La V4 R appartiene invece a una fase completamente diversa, molto dura della tua vita.
Sì... sei anni fa ho perso mio fratello, un lutto che mi ha costretto ad affrontare un totale stravolgimento della mia vita: ho dovuto lasciare il mio lavoro a Londra, per esempio, e occuparmi di una serie di problemi legali connessi alla sua morte. E purtroppo non ho potuto tenere con me la sua Ducati 916, che aveva un profondo significato nel nostro legame.
Gli anni successivi sono stati molto difficili, tentando di riadattarmi alla nuova realtà e affrontando una relazione molto difficile nella mia vita. All'inizio di quest'anno la mia autostima era a un minimo storico, e a quel punto della mia vita mi sono chiesta, cosa mi avrebbe detto mio fratello? Mi avrebbe detto di tornare ad essere una tipa tosta e tornare in sella! E questo è quello che ho fatto: sono andata dritta al concessionario Ducati Luxembourg e ho semplicemente scelto la moto più bella che avessi mai visto: la V4 R!
E poi? Che è successo?
Non è stato così semplice, perché in concessionario mi hanno detto che tutte le V4 R erano sold out. Io, però, per qualche motivo non volevo demordere, sentivo che solo quella moto era davvero speciale per me, non riuscivo a vederne nessun’altra. Ed ecco il miracolo: dopo pochi giorni, una telefonata. C’era una V4R per me, dall’Italia! Ero senza fiato. Forse perché certi desideri ci sembrano troppo grandi per potersi avverare. E per me la V4 R era non solo la cosa più bella del mondo, ma rappresentava anche la mia sfida più grande. Perché riuscire a tornare in sella avrebbe significato iniziare a rimettere a posto le cose. E sapevo che avrei potuto farlo solo su questa Ducati.
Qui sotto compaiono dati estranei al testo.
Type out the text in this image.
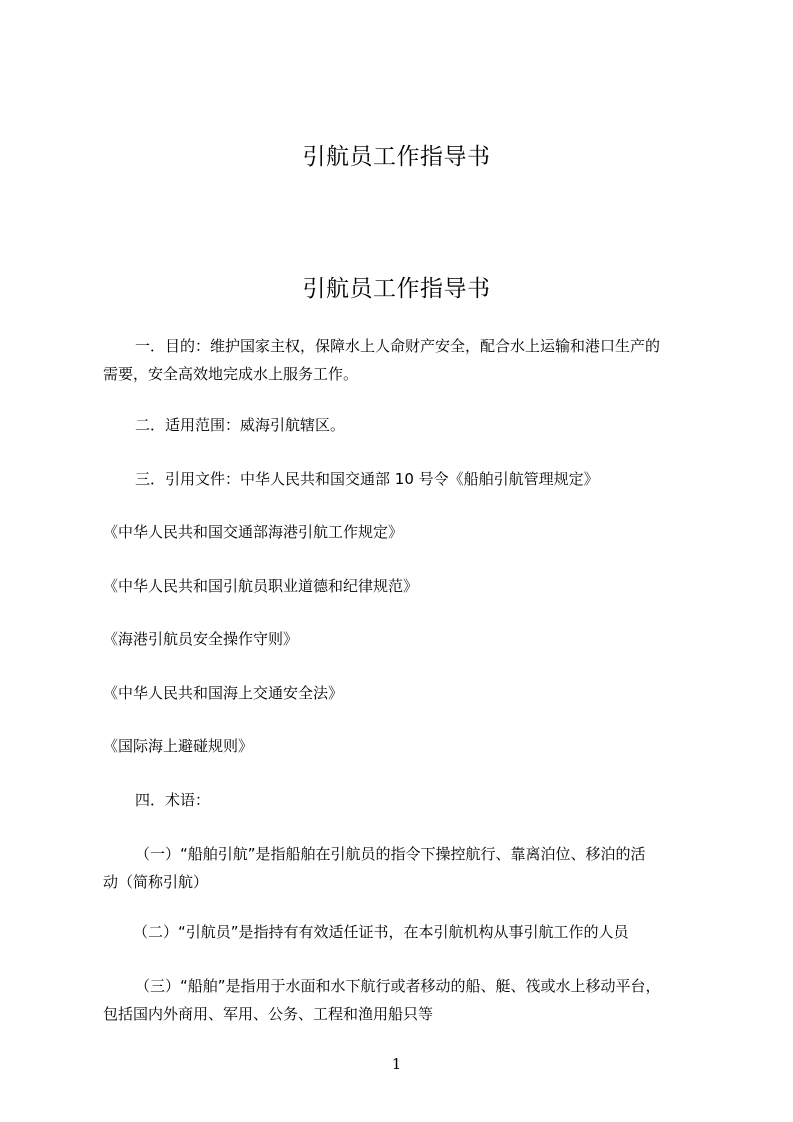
引航员工作指导书
引航员工作指导书
一．目的：维护国家主权，保障水上人命财产安全，配合水上运输和港口生产的
需要，安全高效地完成水上服务工作。
二．适用范围：威海引航辖区。
三．引用文件：中华人民共和国交通部 10 号令《船舶引航管理规定》
《中华人民共和国交通部海港引航工作规定》
《中华人民共和国引航员职业道德和纪律规范》
《海港引航员安全操作守则》
《中华人民共和国海上交通安全法》
《国际海上避碰规则》
四．术语：
（一）“船舶引航”是指船舶在引航员的指令下操控航行、靠离泊位、移泊的活
动（简称引航）
（二）“引航员”是指持有有效适任证书，在本引航机构从事引航工作的人员
（三）“船舶”是指用于水面和水下航行或者移动的船、艇、筏或水上移动平台，
包括国内外商用、军用、公务、工程和渔用船只等
1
E finalmente la tua V4 R è arrivata…
Pensa che i primi giorni ero così emozionata che non riuscivo nemmeno a dormire! La V4 R è molto, molto più di una semplice moto. Sentivo che guidarla richiedeva tutta la forza che avevo, ma allo stesso tempo me ne trasmetteva altrettanta. Non a caso l’ho chiamata “Cahira”, che nell’antica lingua irlandese significa “guerriera”. Quando poi mi sono vista in fotografia accanto alla moto ho pensato… wow, ecco cosa intendeva mio fratello per “tosta”! Ora la mia moto ha anche un soprannome: “Beastie” (ride).